The British Heart Foundation (BHF) has launched a poster campaign to highlight the dangers of ignoring the early symptoms of heart attacks. The poster shows a man with his chest contracting as if under a tightening belt and the tag line: ‘A chest pain is your body saying call 999’.
Rather than calling an ambulance immediately, a survey carried out by the Foundation found that people waited on average 90 minutes before calling 999, with the majority preferring to consult a friend, relative or GP before picking up the phone to the emergency services.
‘Every two minutes someone in the UK suffers a heart attack and one in three dies before reaching hospital,’ said the Director of Policy and Communications at the BHF, Betty McBride. ‘We’re confident we have produced an iconic image that will stick in people’s minds.’
The image, published in newspapers, shown over the internet and displayed on over 2500 billboards throughout the UK is part of the BHF ‘Doubt Kills’ campaign.
The Guardian, 20 November 2006
No more burger ads for youngsters’ TV
Fast food chain Burger King has imposed upon itself a ban on advertising during children’s television programmes and will no longer target promotional activities at young people.
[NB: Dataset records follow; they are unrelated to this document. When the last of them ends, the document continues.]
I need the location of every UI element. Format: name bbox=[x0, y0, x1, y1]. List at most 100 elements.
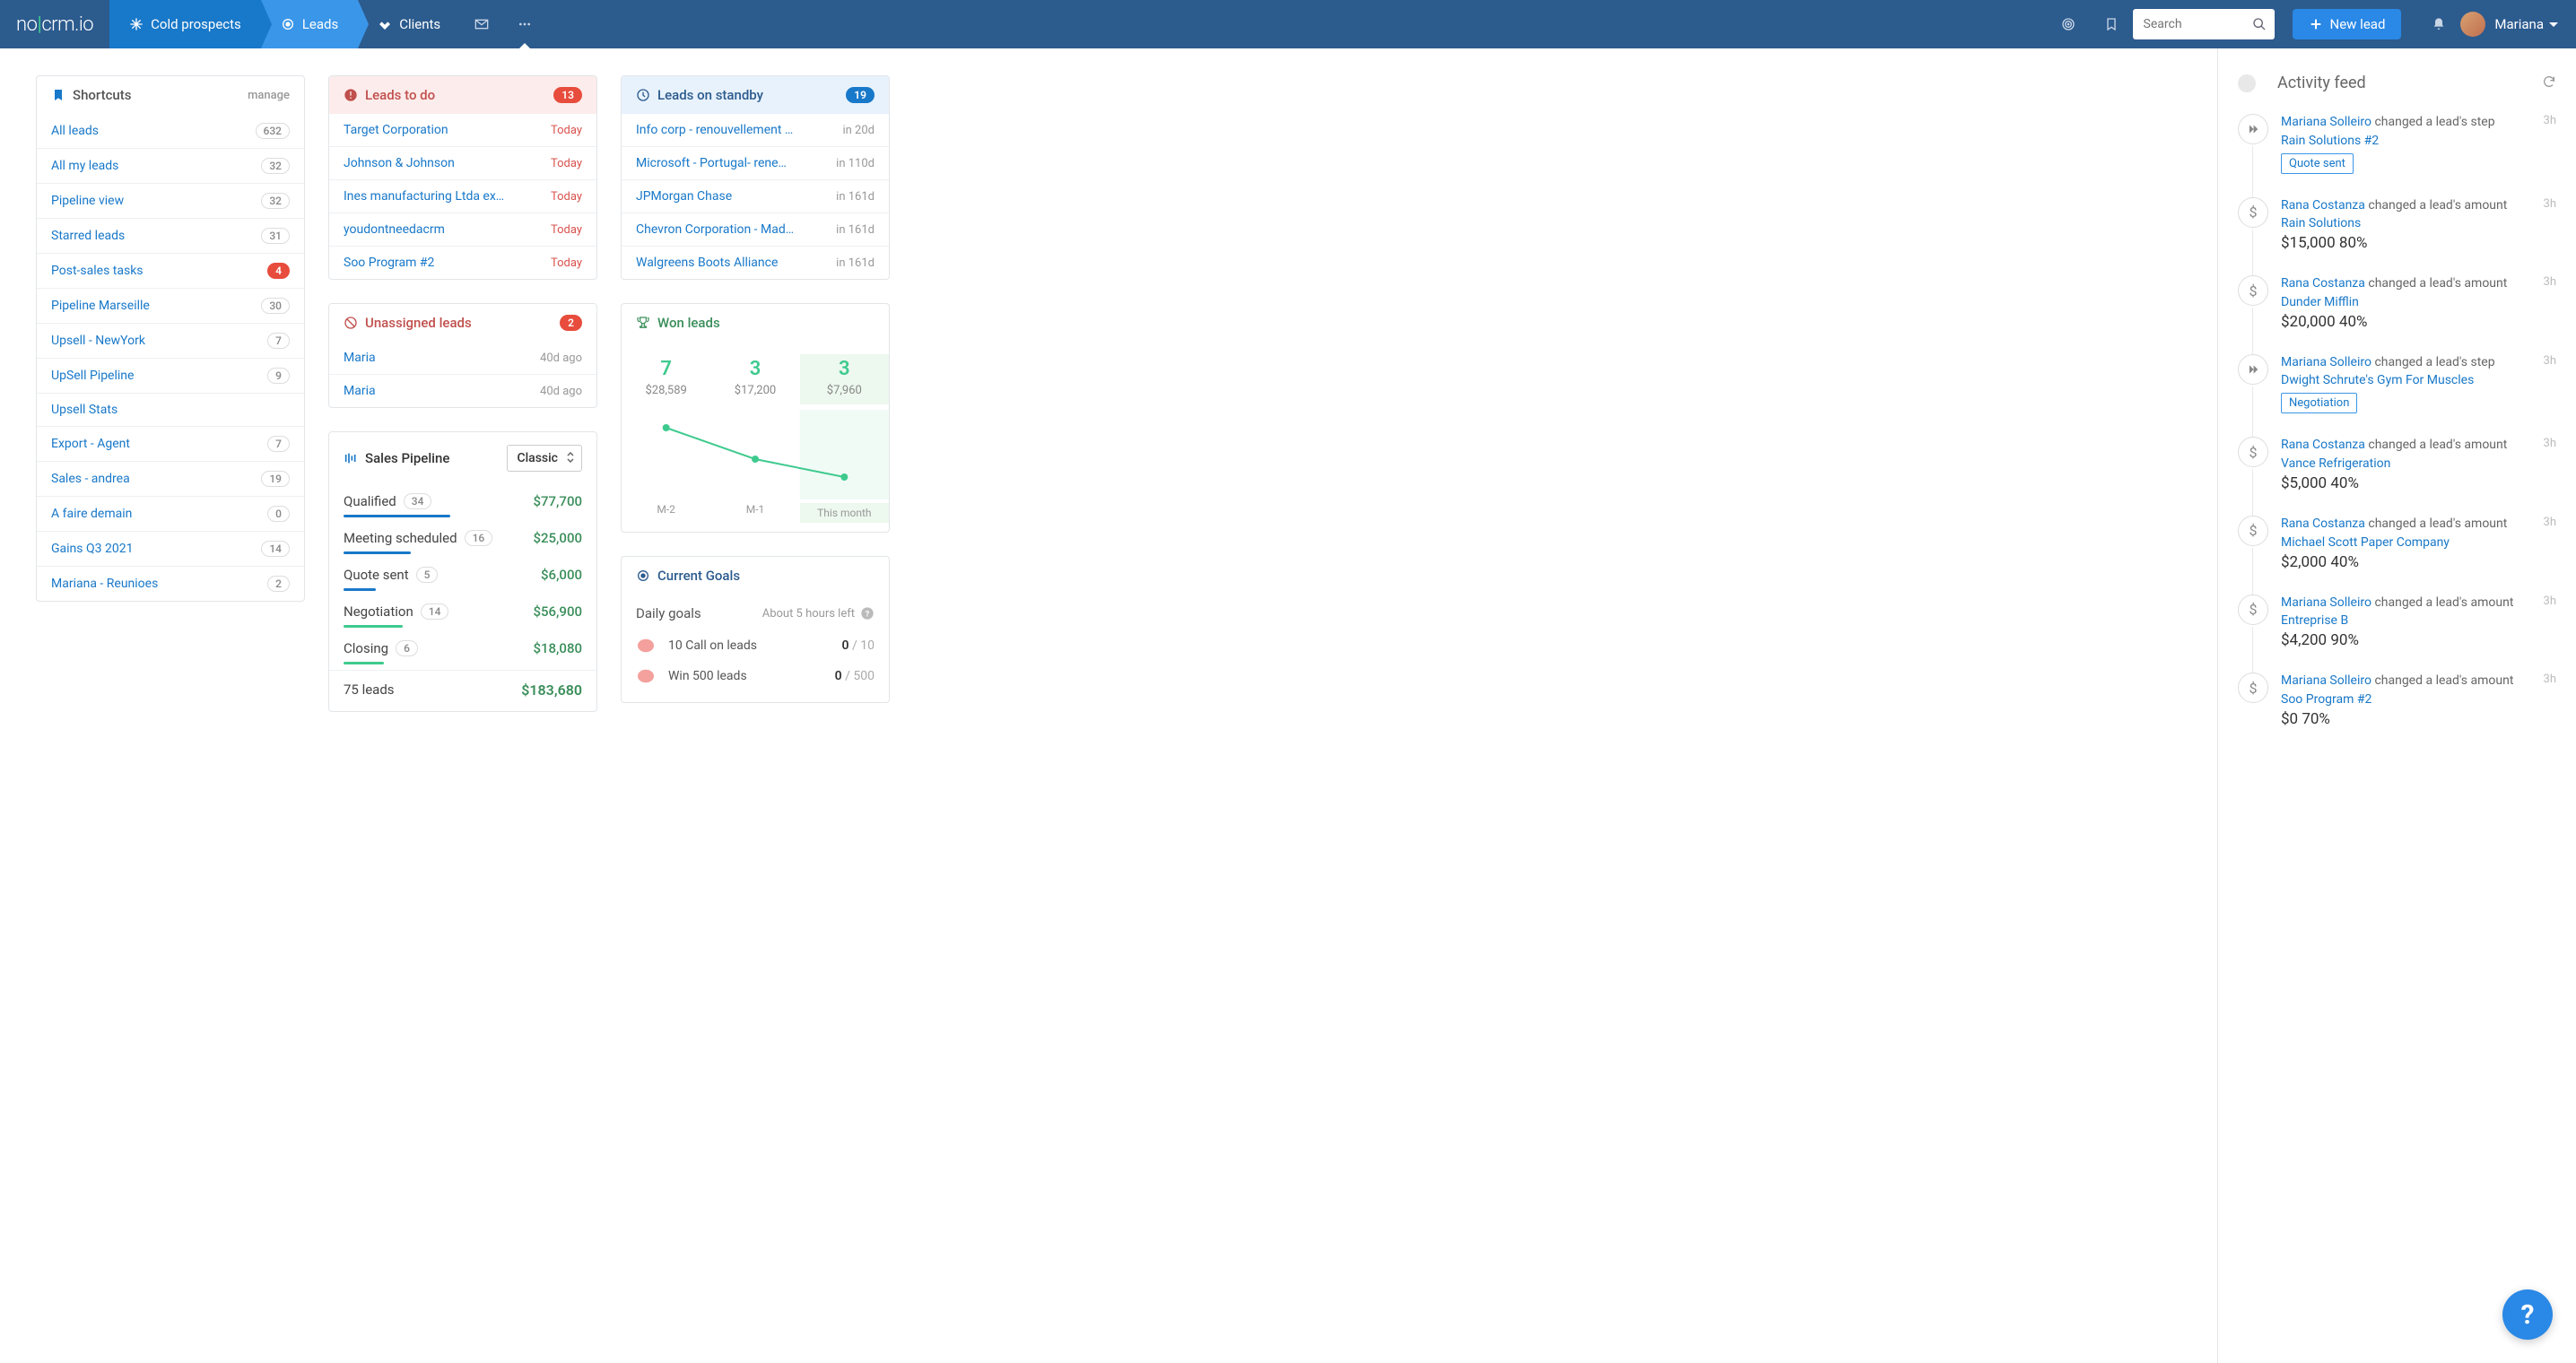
activity-time: 3h bbox=[2544, 275, 2556, 293]
list-row[interactable]: Ines manufacturing Ltda ex…Today bbox=[329, 179, 596, 213]
nav-clients[interactable]: Clients bbox=[358, 0, 460, 48]
nav-cold-prospects[interactable]: Cold prospects bbox=[109, 0, 261, 48]
activity-link[interactable]: Entreprise B bbox=[2281, 613, 2556, 628]
nav-mail-button[interactable] bbox=[460, 0, 503, 48]
logo[interactable]: no|crm.io bbox=[0, 13, 109, 36]
pipeline-stage[interactable]: Meeting scheduled16$25,000 bbox=[329, 521, 596, 551]
list-row[interactable]: Info corp - renouvellement …in 20d bbox=[622, 114, 889, 146]
activity-item[interactable]: $Rana Costanza changed a lead's amount3h… bbox=[2238, 275, 2556, 331]
select-arrows-icon bbox=[567, 452, 574, 466]
stage-bar bbox=[344, 625, 403, 628]
activity-user[interactable]: Rana Costanza bbox=[2281, 438, 2365, 452]
step-icon bbox=[2238, 354, 2268, 385]
shortcut-row[interactable]: Sales - andrea19 bbox=[37, 461, 304, 496]
target-icon bbox=[281, 17, 295, 31]
shortcut-row[interactable]: Mariana - Reunioes2 bbox=[37, 566, 304, 601]
shortcut-row[interactable]: Pipeline view32 bbox=[37, 183, 304, 218]
shortcut-label: Mariana - Reunioes bbox=[51, 577, 267, 591]
refresh-icon bbox=[2542, 74, 2556, 89]
pipeline-stage[interactable]: Quote sent5$6,000 bbox=[329, 558, 596, 588]
list-row[interactable]: Microsoft - Portugal- rene…in 110d bbox=[622, 146, 889, 179]
leads-todo-count: 13 bbox=[553, 87, 582, 103]
list-row[interactable]: Walgreens Boots Alliancein 161d bbox=[622, 246, 889, 279]
shortcut-row[interactable]: Gains Q3 202114 bbox=[37, 531, 304, 566]
shortcut-label: Pipeline view bbox=[51, 194, 261, 208]
activity-link[interactable]: Michael Scott Paper Company bbox=[2281, 535, 2556, 550]
activity-link[interactable]: Vance Refrigeration bbox=[2281, 456, 2556, 471]
nav-bookmark-button[interactable] bbox=[2090, 0, 2133, 48]
list-row[interactable]: Soo Program #2Today bbox=[329, 246, 596, 279]
shortcut-row[interactable]: Upsell Stats bbox=[37, 393, 304, 426]
dollar-icon: $ bbox=[2238, 437, 2268, 467]
nav-leads[interactable]: Leads bbox=[261, 0, 358, 48]
help-circle-icon[interactable]: ? bbox=[860, 606, 875, 621]
pipeline-stage[interactable]: Negotiation14$56,900 bbox=[329, 595, 596, 625]
shortcut-row[interactable]: Post-sales tasks4 bbox=[37, 253, 304, 288]
pipeline-stage[interactable]: Closing6$18,080 bbox=[329, 631, 596, 662]
refresh-button[interactable] bbox=[2542, 74, 2556, 92]
search-button[interactable] bbox=[2244, 9, 2275, 39]
snowflake-icon bbox=[129, 17, 144, 31]
stage-amount: $77,700 bbox=[533, 493, 582, 509]
shortcut-count: 32 bbox=[261, 158, 290, 174]
goals-section: Daily goals bbox=[636, 605, 762, 621]
new-lead-button[interactable]: New lead bbox=[2293, 9, 2402, 39]
bookmark-fill-icon bbox=[51, 88, 65, 102]
list-row[interactable]: Maria40d ago bbox=[329, 374, 596, 407]
lead-label: Target Corporation bbox=[344, 123, 551, 137]
shortcut-row[interactable]: Starred leads31 bbox=[37, 218, 304, 253]
activity-time: 3h bbox=[2544, 197, 2556, 215]
activity-user[interactable]: Mariana Solleiro bbox=[2281, 115, 2371, 129]
lead-when: Today bbox=[551, 256, 582, 270]
shortcut-row[interactable]: All my leads32 bbox=[37, 148, 304, 183]
goal-progress: 0 / 500 bbox=[835, 669, 875, 683]
shortcut-row[interactable]: Export - Agent7 bbox=[37, 426, 304, 461]
activity-item[interactable]: $Mariana Solleiro changed a lead's amoun… bbox=[2238, 673, 2556, 728]
activity-user[interactable]: Mariana Solleiro bbox=[2281, 673, 2371, 688]
lead-label: Maria bbox=[344, 351, 540, 365]
won-num: 3 bbox=[710, 358, 799, 380]
activity-link[interactable]: Dunder Mifflin bbox=[2281, 295, 2556, 309]
activity-user[interactable]: Mariana Solleiro bbox=[2281, 355, 2371, 369]
activity-user[interactable]: Rana Costanza bbox=[2281, 198, 2365, 213]
unassigned-title: Unassigned leads bbox=[365, 315, 472, 331]
lead-when: Today bbox=[551, 190, 582, 204]
shortcut-row[interactable]: All leads632 bbox=[37, 114, 304, 148]
list-row[interactable]: Chevron Corporation - Mad…in 161d bbox=[622, 213, 889, 246]
activity-link[interactable]: Rain Solutions #2 bbox=[2281, 134, 2556, 148]
list-row[interactable]: Target CorporationToday bbox=[329, 114, 596, 146]
activity-item[interactable]: Mariana Solleiro changed a lead's step3h… bbox=[2238, 114, 2556, 174]
activity-item[interactable]: Mariana Solleiro changed a lead's step3h… bbox=[2238, 354, 2556, 414]
shortcut-row[interactable]: Upsell - NewYork7 bbox=[37, 323, 304, 358]
pipeline-select[interactable]: Classic bbox=[507, 445, 582, 472]
list-row[interactable]: JPMorgan Chasein 161d bbox=[622, 179, 889, 213]
list-row[interactable]: youdontneedacrmToday bbox=[329, 213, 596, 246]
bullseye-icon bbox=[2061, 17, 2076, 31]
nav-bell-button[interactable] bbox=[2417, 0, 2460, 48]
activity-user[interactable]: Mariana Solleiro bbox=[2281, 595, 2371, 610]
shortcuts-manage-link[interactable]: manage bbox=[248, 89, 290, 102]
list-row[interactable]: Maria40d ago bbox=[329, 342, 596, 374]
lead-when: Today bbox=[551, 223, 582, 237]
shortcut-row[interactable]: UpSell Pipeline9 bbox=[37, 358, 304, 393]
activity-user[interactable]: Rana Costanza bbox=[2281, 517, 2365, 531]
nav-more-button[interactable] bbox=[503, 0, 546, 48]
activity-link[interactable]: Rain Solutions bbox=[2281, 216, 2556, 230]
list-row[interactable]: Johnson & JohnsonToday bbox=[329, 146, 596, 179]
shortcuts-title: Shortcuts bbox=[73, 87, 131, 103]
activity-user[interactable]: Rana Costanza bbox=[2281, 276, 2365, 291]
activity-action: changed a lead's amount bbox=[2374, 595, 2513, 610]
nav-goals-button[interactable] bbox=[2047, 0, 2090, 48]
shortcut-row[interactable]: A faire demain0 bbox=[37, 496, 304, 531]
activity-item[interactable]: $Rana Costanza changed a lead's amount3h… bbox=[2238, 197, 2556, 253]
help-button[interactable]: ? bbox=[2502, 1289, 2553, 1340]
user-menu[interactable]: Mariana bbox=[2460, 12, 2576, 37]
activity-item[interactable]: $Mariana Solleiro changed a lead's amoun… bbox=[2238, 595, 2556, 650]
stage-count: 16 bbox=[465, 530, 493, 546]
activity-link[interactable]: Dwight Schrute's Gym For Muscles bbox=[2281, 373, 2556, 387]
activity-item[interactable]: $Rana Costanza changed a lead's amount3h… bbox=[2238, 516, 2556, 571]
activity-link[interactable]: Soo Program #2 bbox=[2281, 692, 2556, 707]
pipeline-stage[interactable]: Qualified34$77,700 bbox=[329, 484, 596, 515]
activity-item[interactable]: $Rana Costanza changed a lead's amount3h… bbox=[2238, 437, 2556, 492]
shortcut-row[interactable]: Pipeline Marseille30 bbox=[37, 288, 304, 323]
The announcement came just days before the official Ofcom report banning all advertisements during children’s shows for products high in fat, sugar and salt.
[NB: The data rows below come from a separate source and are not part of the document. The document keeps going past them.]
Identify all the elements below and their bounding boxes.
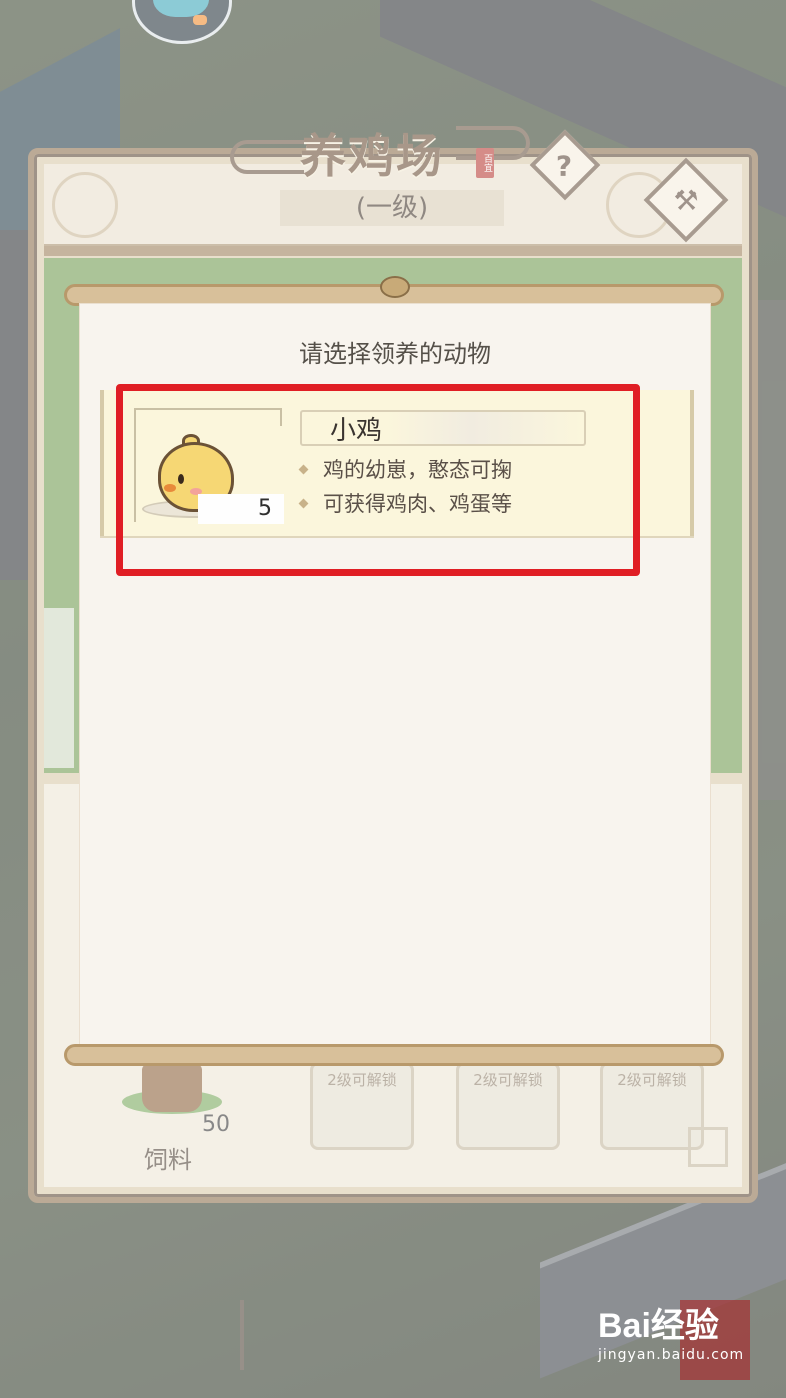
watermark-brand: Bai经验 (598, 1307, 719, 1345)
scroll-rod-bottom (64, 1044, 724, 1066)
dialog-prompt: 请选择领养的动物 (299, 340, 491, 368)
highlight-box (116, 384, 640, 576)
baidu-watermark: Bai经验 jingyan.baidu.com (598, 1298, 786, 1378)
watermark-url: jingyan.baidu.com (598, 1347, 745, 1363)
scroll-knot (376, 268, 410, 302)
Burger King North West Europe Vice-President Giorgio Minardi said, ‘During the past 6 months we have carefully considered this and other broad-spectrum initiatives regarding our marketing and brand positioning.’
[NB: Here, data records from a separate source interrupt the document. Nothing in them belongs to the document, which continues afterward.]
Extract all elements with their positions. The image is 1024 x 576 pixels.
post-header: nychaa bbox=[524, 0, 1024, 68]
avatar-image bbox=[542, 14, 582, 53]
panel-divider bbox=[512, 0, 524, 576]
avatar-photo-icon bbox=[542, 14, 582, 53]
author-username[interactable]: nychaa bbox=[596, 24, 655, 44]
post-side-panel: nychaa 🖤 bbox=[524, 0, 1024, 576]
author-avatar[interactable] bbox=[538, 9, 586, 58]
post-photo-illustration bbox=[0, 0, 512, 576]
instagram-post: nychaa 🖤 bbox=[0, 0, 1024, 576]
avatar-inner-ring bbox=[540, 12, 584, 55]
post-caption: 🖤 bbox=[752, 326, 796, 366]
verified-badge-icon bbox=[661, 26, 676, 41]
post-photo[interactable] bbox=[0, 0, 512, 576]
The move was scorned by Paul Lincoln, Chief Executive of the National Heart Forum: ‘The real issue is will they stop advertising such foods before the 9pm watershed, not just around children’s programmes.’
BBC News, 14 November 2006
Great reasons for ditching the diet just keep on coming. The results of US research has found that two tablespoons of dark chocolate can have a similar effect on blood clotting as aspirin. Cardio Lite is awaiting a head-to-head trial of the two, with particular interest in the gastrointestinal adverse events.